George Robarts

Baritone

George Robarts won First Prize in the 2025 Lotte Lenya Competition in New York, earning praise from the Kurt Weill Foundation as a “phenomenal actor” with “impeccable delivery”.

George made his recital debut at Leeds Song in 2023 alongside Graham Johnson, performing Schubert’s Die schöne Müllerin for a lecture recital on the cycle’s 200th anniversary. He has given recitals at the Holywell Music Room, Milton Court, and St Martin-in-the-Fields, with highlights including a semi-staged performance of Roxanna Panufnik’s cycle Private Joe with the Kyan Quartet.

With a gift for rapid-fire text and a “great penchant for comedy” (Opera Scene), George has performed Noël Coward and Tom Lehrer songs in concert alongside Graham Johnson and Dame Felicity Lott, and has devised original performances around the works of Kurt Weill and Bertolt Brecht.

Upon graduation from the Guildhall postgraduate programme in 2023, George made his stage debut in The Fairy Queen at Longborough, starring in a singer-actor multi-role as the Drunken Poet and Bottom. He has since covered Starveling A Midsummer Night’s Dream for Garsington Opera and played the Commissario and covered Barone Douphol La traviata for the Grange Festival. Other recent highlights include Junius The Rape of Lucretia for British Youth Opera, Noye Noye’s Fludde at St Edmundsbury Cathedral, Count Almaviva Le nozze di Figaro and Leporello Don Giovanni for Cumbria Opera, and Zweiter Diener Capriccioat the Edinburgh International Festival.

As a concert soloist, he has sung Five Mystical Songs at Smith Square, Petite Messe Solennelle at Queen’s Hall Edinburgh, St John Passion at St Bartholomew’s New York, St Matthew Passion at Dorchester Abbey, Christmas Oratorio at St Martin-in-the-Fields, Messiah at the Mayfield Festival, Requiems by Mozart, Brahms and Fauré, and the title role in Elijah.

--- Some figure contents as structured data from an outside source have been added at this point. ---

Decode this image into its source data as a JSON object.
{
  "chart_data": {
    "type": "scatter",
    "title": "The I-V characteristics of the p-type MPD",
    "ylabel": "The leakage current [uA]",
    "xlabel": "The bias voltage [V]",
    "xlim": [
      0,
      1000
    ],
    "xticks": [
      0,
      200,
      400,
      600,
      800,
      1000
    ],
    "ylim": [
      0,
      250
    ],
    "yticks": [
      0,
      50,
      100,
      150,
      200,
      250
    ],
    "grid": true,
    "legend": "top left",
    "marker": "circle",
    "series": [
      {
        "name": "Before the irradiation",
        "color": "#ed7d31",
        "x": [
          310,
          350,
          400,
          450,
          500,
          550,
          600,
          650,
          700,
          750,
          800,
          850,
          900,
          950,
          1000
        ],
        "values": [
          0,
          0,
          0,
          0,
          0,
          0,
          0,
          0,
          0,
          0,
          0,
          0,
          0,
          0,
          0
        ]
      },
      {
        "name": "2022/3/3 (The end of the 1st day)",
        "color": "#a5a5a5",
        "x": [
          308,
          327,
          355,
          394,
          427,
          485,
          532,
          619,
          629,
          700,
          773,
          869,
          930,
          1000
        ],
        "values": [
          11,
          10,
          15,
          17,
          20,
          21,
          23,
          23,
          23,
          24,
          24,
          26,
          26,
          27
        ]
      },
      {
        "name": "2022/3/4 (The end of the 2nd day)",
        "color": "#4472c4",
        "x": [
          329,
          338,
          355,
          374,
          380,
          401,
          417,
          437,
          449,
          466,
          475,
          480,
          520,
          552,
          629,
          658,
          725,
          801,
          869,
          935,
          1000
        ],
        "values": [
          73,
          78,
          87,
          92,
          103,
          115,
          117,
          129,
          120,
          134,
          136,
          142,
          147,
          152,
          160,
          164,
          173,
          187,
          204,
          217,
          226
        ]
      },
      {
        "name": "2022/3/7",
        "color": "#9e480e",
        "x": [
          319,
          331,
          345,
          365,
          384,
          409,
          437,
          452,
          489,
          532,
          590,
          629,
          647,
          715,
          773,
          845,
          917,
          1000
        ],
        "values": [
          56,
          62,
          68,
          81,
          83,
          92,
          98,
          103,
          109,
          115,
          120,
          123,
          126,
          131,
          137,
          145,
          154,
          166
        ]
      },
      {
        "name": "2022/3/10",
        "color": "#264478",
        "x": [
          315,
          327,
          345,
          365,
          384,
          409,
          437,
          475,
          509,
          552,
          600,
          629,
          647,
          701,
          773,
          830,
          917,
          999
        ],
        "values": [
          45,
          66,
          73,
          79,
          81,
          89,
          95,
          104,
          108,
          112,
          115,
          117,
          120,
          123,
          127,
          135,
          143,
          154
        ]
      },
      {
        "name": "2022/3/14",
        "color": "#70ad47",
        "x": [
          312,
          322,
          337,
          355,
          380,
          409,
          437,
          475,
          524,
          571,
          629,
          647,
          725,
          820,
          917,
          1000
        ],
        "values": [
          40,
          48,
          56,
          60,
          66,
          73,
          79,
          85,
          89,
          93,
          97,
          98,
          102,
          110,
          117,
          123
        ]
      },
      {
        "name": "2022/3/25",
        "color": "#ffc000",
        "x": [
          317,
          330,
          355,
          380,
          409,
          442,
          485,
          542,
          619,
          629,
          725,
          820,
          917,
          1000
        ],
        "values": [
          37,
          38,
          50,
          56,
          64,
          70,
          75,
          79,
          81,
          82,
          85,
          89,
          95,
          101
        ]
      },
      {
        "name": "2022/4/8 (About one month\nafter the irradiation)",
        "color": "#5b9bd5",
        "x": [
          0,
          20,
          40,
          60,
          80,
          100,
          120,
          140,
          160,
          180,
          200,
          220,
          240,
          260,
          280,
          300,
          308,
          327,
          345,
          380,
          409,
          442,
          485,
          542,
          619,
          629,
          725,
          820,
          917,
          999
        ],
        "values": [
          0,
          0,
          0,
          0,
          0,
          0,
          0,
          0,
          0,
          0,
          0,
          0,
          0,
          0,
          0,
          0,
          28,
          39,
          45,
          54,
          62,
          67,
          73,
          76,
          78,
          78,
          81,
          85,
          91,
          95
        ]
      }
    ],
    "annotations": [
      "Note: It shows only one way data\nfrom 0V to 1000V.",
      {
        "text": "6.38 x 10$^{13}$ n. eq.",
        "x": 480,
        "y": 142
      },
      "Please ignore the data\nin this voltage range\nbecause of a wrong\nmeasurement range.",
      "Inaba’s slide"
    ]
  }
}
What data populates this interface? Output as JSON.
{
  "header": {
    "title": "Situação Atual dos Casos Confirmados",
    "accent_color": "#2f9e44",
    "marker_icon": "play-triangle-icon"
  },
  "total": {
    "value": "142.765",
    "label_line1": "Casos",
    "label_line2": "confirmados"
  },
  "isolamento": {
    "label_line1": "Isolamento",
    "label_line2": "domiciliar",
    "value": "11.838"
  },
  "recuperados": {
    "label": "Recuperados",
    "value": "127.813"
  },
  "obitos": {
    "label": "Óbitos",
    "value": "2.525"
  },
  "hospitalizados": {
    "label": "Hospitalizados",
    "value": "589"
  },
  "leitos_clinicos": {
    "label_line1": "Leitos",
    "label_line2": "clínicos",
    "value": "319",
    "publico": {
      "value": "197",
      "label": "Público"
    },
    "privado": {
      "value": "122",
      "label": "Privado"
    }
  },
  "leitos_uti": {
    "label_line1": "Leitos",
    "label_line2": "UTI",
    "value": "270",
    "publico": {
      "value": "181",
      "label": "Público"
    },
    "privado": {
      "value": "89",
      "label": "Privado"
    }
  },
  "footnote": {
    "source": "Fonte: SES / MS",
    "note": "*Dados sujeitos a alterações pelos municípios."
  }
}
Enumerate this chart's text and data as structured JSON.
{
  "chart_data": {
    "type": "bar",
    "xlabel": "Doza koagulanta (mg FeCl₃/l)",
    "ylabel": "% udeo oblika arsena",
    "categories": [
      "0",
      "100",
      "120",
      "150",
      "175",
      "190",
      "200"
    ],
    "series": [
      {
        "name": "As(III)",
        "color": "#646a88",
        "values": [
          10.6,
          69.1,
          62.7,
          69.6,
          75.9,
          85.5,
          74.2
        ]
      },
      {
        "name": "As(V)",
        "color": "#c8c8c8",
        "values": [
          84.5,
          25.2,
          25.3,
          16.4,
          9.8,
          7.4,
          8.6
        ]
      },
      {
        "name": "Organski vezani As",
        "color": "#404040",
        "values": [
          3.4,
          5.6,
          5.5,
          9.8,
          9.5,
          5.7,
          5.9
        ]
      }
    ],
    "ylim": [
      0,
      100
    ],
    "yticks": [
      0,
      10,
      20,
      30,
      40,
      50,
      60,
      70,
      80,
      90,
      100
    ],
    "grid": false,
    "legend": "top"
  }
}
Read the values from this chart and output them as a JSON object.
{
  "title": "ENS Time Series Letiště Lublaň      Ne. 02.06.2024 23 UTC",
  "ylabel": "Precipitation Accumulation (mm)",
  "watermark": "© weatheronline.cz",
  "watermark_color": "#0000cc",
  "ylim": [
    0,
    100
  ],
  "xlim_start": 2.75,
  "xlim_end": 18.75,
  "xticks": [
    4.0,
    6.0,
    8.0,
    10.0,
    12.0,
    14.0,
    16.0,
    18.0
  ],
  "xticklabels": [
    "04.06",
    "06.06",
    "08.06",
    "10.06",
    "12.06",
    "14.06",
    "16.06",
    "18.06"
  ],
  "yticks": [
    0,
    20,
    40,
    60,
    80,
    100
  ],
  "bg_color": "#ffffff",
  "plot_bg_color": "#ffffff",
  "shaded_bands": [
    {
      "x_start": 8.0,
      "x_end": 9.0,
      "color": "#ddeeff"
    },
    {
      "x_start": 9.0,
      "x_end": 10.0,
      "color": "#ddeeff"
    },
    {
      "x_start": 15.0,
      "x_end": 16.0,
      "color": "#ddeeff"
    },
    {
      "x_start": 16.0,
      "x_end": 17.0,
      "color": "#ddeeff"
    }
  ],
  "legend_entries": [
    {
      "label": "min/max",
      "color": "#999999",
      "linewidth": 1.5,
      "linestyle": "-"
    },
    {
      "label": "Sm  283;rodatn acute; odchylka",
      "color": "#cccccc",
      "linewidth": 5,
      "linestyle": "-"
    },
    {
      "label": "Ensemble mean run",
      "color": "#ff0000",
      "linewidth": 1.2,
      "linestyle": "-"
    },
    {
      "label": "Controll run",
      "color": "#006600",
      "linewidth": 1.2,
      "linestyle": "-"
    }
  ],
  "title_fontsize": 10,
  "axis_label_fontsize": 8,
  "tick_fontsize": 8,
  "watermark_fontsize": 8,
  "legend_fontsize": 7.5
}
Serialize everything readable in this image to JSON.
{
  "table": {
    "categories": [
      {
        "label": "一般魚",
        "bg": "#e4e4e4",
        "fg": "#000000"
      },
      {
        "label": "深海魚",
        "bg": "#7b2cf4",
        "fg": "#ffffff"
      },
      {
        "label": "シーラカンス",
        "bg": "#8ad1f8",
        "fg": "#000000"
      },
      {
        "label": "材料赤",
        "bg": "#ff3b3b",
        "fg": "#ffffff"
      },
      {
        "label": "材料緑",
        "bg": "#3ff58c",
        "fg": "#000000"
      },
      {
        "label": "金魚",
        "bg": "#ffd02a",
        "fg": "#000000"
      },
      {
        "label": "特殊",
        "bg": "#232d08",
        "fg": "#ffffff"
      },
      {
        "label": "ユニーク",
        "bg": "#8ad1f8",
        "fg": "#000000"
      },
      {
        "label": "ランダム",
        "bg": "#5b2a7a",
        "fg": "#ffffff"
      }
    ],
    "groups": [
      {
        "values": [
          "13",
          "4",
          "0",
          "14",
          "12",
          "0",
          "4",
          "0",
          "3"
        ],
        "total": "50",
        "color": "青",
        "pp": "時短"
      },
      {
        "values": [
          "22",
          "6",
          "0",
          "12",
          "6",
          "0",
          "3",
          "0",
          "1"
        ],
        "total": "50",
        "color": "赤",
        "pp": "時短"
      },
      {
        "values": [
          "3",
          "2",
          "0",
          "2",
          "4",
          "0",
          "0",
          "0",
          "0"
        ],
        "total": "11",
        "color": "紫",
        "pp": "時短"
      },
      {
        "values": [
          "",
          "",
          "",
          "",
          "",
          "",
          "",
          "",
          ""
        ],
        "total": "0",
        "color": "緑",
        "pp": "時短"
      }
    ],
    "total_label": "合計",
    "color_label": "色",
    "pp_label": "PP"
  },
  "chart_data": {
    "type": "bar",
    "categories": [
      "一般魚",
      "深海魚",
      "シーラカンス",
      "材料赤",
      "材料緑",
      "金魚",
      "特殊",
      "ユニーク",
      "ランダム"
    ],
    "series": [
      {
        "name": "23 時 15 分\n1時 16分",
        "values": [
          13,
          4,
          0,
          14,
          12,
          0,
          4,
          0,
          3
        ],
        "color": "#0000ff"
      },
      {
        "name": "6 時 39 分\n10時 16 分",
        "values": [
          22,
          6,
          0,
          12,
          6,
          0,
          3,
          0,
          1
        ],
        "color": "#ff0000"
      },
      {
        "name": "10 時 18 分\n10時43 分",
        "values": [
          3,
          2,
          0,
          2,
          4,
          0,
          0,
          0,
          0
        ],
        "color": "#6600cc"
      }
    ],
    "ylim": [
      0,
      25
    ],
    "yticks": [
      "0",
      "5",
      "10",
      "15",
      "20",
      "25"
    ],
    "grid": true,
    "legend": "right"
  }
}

An accomplished linguist and fluent German and Italian speaker, George’s debut opera translation The Revolting Maid (from Pergolesi’s La serva padrona) won the 2024 John Dryden Prize. A new production directed by Sophie Daneman premiered in London in 2025, thanks to a generous funding grant from the City Music Foundation, and was described by Dame Felicity Lott as “laugh-out-loud funny”.

George read Modern Languages at Oxford University, graduating with First-Class Honours in 2017. As an Academical Clerk in the Choir of New College under Edward Higginbottom and Robert Quinney, he sang on tours of the Vatican, France, Germany, the Netherlands, and the USA.